Federal Jury Convicts Lawyer on Charges of Defrauding an Elderly Couple and a Bank to Prevent Foreclosure on Aurora Property

For Immediate Release
U.S. Attorney's Office, Northern District of Illinois

CHICAGO — A lawyer licensed to practice in Illinois has been convicted on federal fraud charges for scheming to provide falsified documents to prevent foreclosure on a nearly $2 million parcel of land in Aurora.  The fraud left an elderly couple out of $300,000.

The jury in federal court in Chicago convicted ROBERT JON SCHLYER, 47, of Portage, Ind., of two counts of wire fraud affecting a financial institution, and one count of bank fraud. 

Schlyer’s fraud scheme occurred while representing two clients, co-schemers KEVIN LEBEAU and BRIAN BODIE, in connection with a foreclosure lawsuit.  Evidence at trial revealed that Schlyer provided false and fraudulent documents to an elderly couple and Amcore Bank in order to postpone foreclosure on the Aurora property. 

The jury returned the guilty verdicts on Oct. 6, 2017, after a four-day trial.  U.S. District Judge Amy J. St. Eve set sentencing for Jan. 31, 2018, at 9:15 a.m.  Each count carries a maximum sentence of 30 years in prison.

The conviction was announced by Joel R. Levin, Acting United States Attorney for the Northern District of Illinois; and John P. Selleck, Acting Special Agent-in-Charge of the Chicago Office of the Federal Bureau of Investigation.

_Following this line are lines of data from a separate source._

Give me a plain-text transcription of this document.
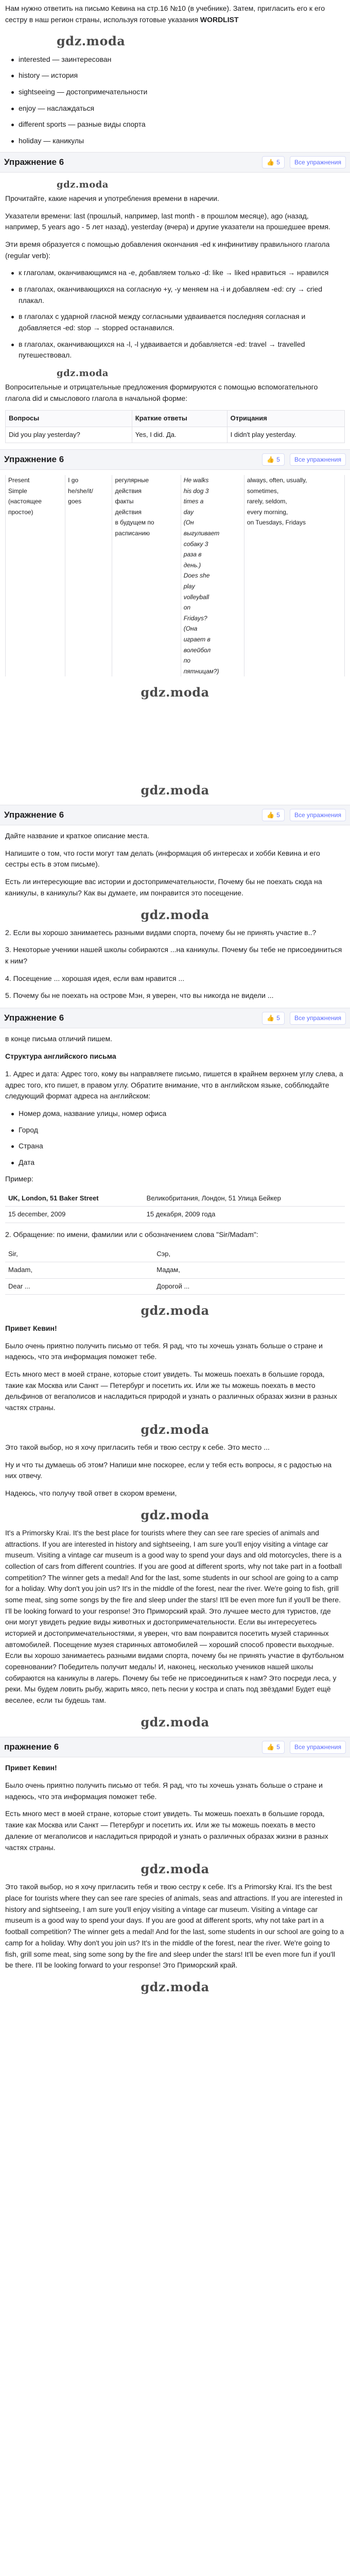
Нам нужно ответить на письмо Кевина на стр.16 №10 (в учебнике). Затем, пригласить его к его сестру в наш регион страны, используя готовые указания WORDLIST

gdz.moda
interested — заинтересован
history — история
sightseeing — достопримечательности
enjoy — наслаждаться
different sports — разные виды спорта
holiday — каникулы
Упражнение 6	👍 5	Все упражнения
gdz.moda

Прочитайте, какие наречия и употребления времени в наречии.

Указатели времени: last (прошлый, например, last month - в прошлом месяце), ago (назад, например, 5 years ago - 5 лет назад), yesterday (вчера) и другие указатели на прошедшее время.

Эти время образуется с помощью добавления окончания -ed к инфинитиву правильного глагола (regular verb):

к глаголам, оканчивающимся на -e, добавляем только -d: like → liked нравиться → нравился
в глаголах, оканчивающихся на согласную +y, -y меняем на -i и добавляем -ed: cry → cried плакал.
в глаголах с ударной гласной между согласными удваивается последняя согласная и добавляется -ed: stop → stopped останавился.
в глаголах, оканчивающихся на -l, -l удваивается и добавляется -ed: travel → travelled путешествовал.
gdz.moda

Вопросительные и отрицательные предложения формируются с помощью вспомогательного глагола did и смыслового глагола в начальной форме:

Вопросы	Краткие ответы	Отрицания
Did you play yesterday?	Yes, I did. Да.	I didn't play yesterday.
Упражнение 6	👍 5	Все упражнения
Present	I go	регулярные	He walks	always, often, usually,
Simple	he/she/it/	действия	his dog 3	sometimes,
(настоящее	goes	факты	times a	rarely, seldom,
простое)		действия	day	every morning,
		в будущем по	(Он	on Tuesdays, Fridays
		расписанию	выгуливает	
			собаку 3	
			раза в	
			день.)	
			Does she	
			play	
			volleyball	
			on	
			Fridays?	
			(Она	
			играет в	
			волейбол	
			по	
			пятницам?)	
gdz.moda
gdz.moda
Упражнение 6	👍 5	Все упражнения

Дайте название и краткое описание места.

Напишите о том, что гости могут там делать (информация об интересах и хобби Кевина и его сестры есть в этом письме).

Есть ли интересующие вас истории и достопримечательности, Почему бы не поехать сюда на каникулы, в каникулы? Как вы думаете, им понравится это посещение.

gdz.moda

2. Если вы хорошо занимаетесь разными видами спорта, почему бы не принять участие в..?

3. Некоторые ученики нашей школы собираются ...на каникулы. Почему бы тебе не присоединиться к ним?

4. Посещение ... хорошая идея, если вам нравится ...

5. Почему бы не поехать на острове Мэн, я уверен, что вы никогда не видели ...

Упражнение 6	👍 5	Все упражнения

в конце письма отличий пишем.

Структура английского письма

1. Адрес и дата: Адрес того, кому вы направляете письмо, пишется в крайнем верхнем углу слева, а адрес того, кто пишет, в правом углу. Обратите внимание, что в английском языке, собблюдайте следующий формат адреса на английском:

Номер дома, название улицы, номер офиса
Город
Страна
Дата

Пример:

UK, London, 51 Baker Street	Великобритания, Лондон, 51 Улица Бейкер
15 december, 2009	15 декабря, 2009 года

2. Обращение: по имени, фамилии или с обозначением слова "Sir/Madam":

Sir,	Сэр,
Madam,	Мадам,
Dear ...	Дорогой ...
gdz.moda

Привет Кевин!

Было очень приятно получить письмо от тебя. Я рад, что ты хочешь узнать больше о стране и надеюсь, что эта информация поможет тебе.

Есть много мест в моей стране, которые стоит увидеть. Ты можешь поехать в большие города, такие как Москва или Санкт — Петербург и посетить их. Или же ты можешь поехать в место дельфинов от вегаполисов и насладиться природой и узнать о различных образах жизни в разных частях страны.

gdz.moda

Это такой выбор, но я хочу пригласить тебя и твою сестру к себе. Это место ...

Ну и что ты думаешь об этом? Напиши мне поскорее, если у тебя есть вопросы, я с радостью на них отвечу.

Надеюсь, что получу твой ответ в скором времени,

gdz.moda

It's a Primorsky Krai. It's the best place for tourists where they can see rare species of animals and attractions. If you are interested in history and sightseeing, I am sure you'll enjoy visiting a vintage car museum. Visiting a vintage car museum is a good way to spend your days and old motorcycles, there is a collection of cars from different countries. If you are good at different sports, why not take part in a football competition? The winner gets a medal! And for the last, some students in our school are going to a camp for a holiday. Why don't you join us? It's in the middle of the forest, near the river. We're going to fish, grill some meat, sing some songs by the fire and sleep under the stars! It'll be even more fun if you'll be there. I'll be looking forward to your response! Это Приморский край. Это лучшее место для туристов, где они могут увидеть редкие виды животных и достопримечательности. Если вы интересуетесь историей и достопримечательностями, я уверен, что вам понравится посетить музей старинных автомобилей. Посещение музея старинных автомобилей — хороший способ провести выходные. Если вы хорошо занимаетесь разными видами спорта, почему бы не принять участие в футбольном соревновании? Победитель получит медаль! И, наконец, несколько учеников нашей школы собираются на каникулы в лагерь. Почему бы тебе не присоединиться к нам? Это посреди леса, у реки. Мы будем ловить рыбу, жарить мясо, петь песни у костра и спать под звёздами! Будет ещё веселее, если ты будешь там.

gdz.moda
пражнение 6	👍 5	Все упражнения

Привет Кевин!

Было очень приятно получить письмо от тебя. Я рад, что ты хочешь узнать больше о стране и надеюсь, что эта информация поможет тебе.

Есть много мест в моей стране, которые стоит увидеть. Ты можешь поехать в большие города, такие как Москва или Санкт — Петербург и посетить их. Или же ты можешь поехать в место далекие от мегаполисов и насладиться природой и узнать о различных образах жизни в разных частях страны.

gdz.moda

Это такой выбор, но я хочу пригласить тебя и твою сестру к себе. It's a Primorsky Krai. It's the best place for tourists where they can see rare species of animals, seas and attractions. If you are interested in history and sightseeing, I am sure you'll enjoy visiting a vintage car museum. Visiting a vintage car museum is a good way to spend your days. If you are good at different sports, why not take part in a football competition? The winner gets a medal! And for the last, some students in our school are going to a camp for a holiday. Why don't you join us? It's in the middle of the forest, near the river. We're going to fish, grill some meat, sing some song by the fire and sleep under the stars! It'll be even more fun if you'll be there. I'll be looking forward to your response! Это Приморский край.

gdz.moda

According to evidence at trial, in 2004 Amcore Bank received a mortgage on the 10.4-acre property in Aurora after issuing a $1.9 million loan for the refinancing and redevelopment of the property.  Lebeau and Bodie executed a full personal guarantee for the loan.  By the fall of 2005, Lebeau and Bodie had failed to make the required payments, the loan was in default, and the bank filed a foreclosure lawsuit to seize the property.

During the scheme, Schlyer, who acted as Lebeau’s and Bodie’s attorney in the foreclosure suit, obtained $300,000 from an elderly retired couple by providing them with fake documents that made it seem like they were making a safe investment in the redevelopment and that it would be secured by a trust.  Schlyer also claimed to be the trustee of the purported trust.  In reality, there was no trust and Schlyer was not a trustee.  Schlyer and his co-schemers also concealed from the elderly couple the foreclosure suit and LeBeau’s and Bodie’s inability to pay the bank debt.  A portion of funds obtained from the elderly couple through the fraud was used to pay down the bank loan.

Together with his co-schemers, Schlyer furnished fraudulent and fabricated documents to the bank, including forged documents that made it appear that investors had committed approximately $1.5 million to the redevelopment of the property.  Eventually the foreclosure occurred, and the property was sold in 2010 at a significant loss to the bank. 

LeBeau, of Aurora, and Bodie, of Chicago, were previously convicted in the case and are awaiting sentencing before U.S. District Judge Robert W. Gettleman.

The government is represented by Assistant U.S. Attorneys Kartik K. Raman and Amarjeet S. Bhachu.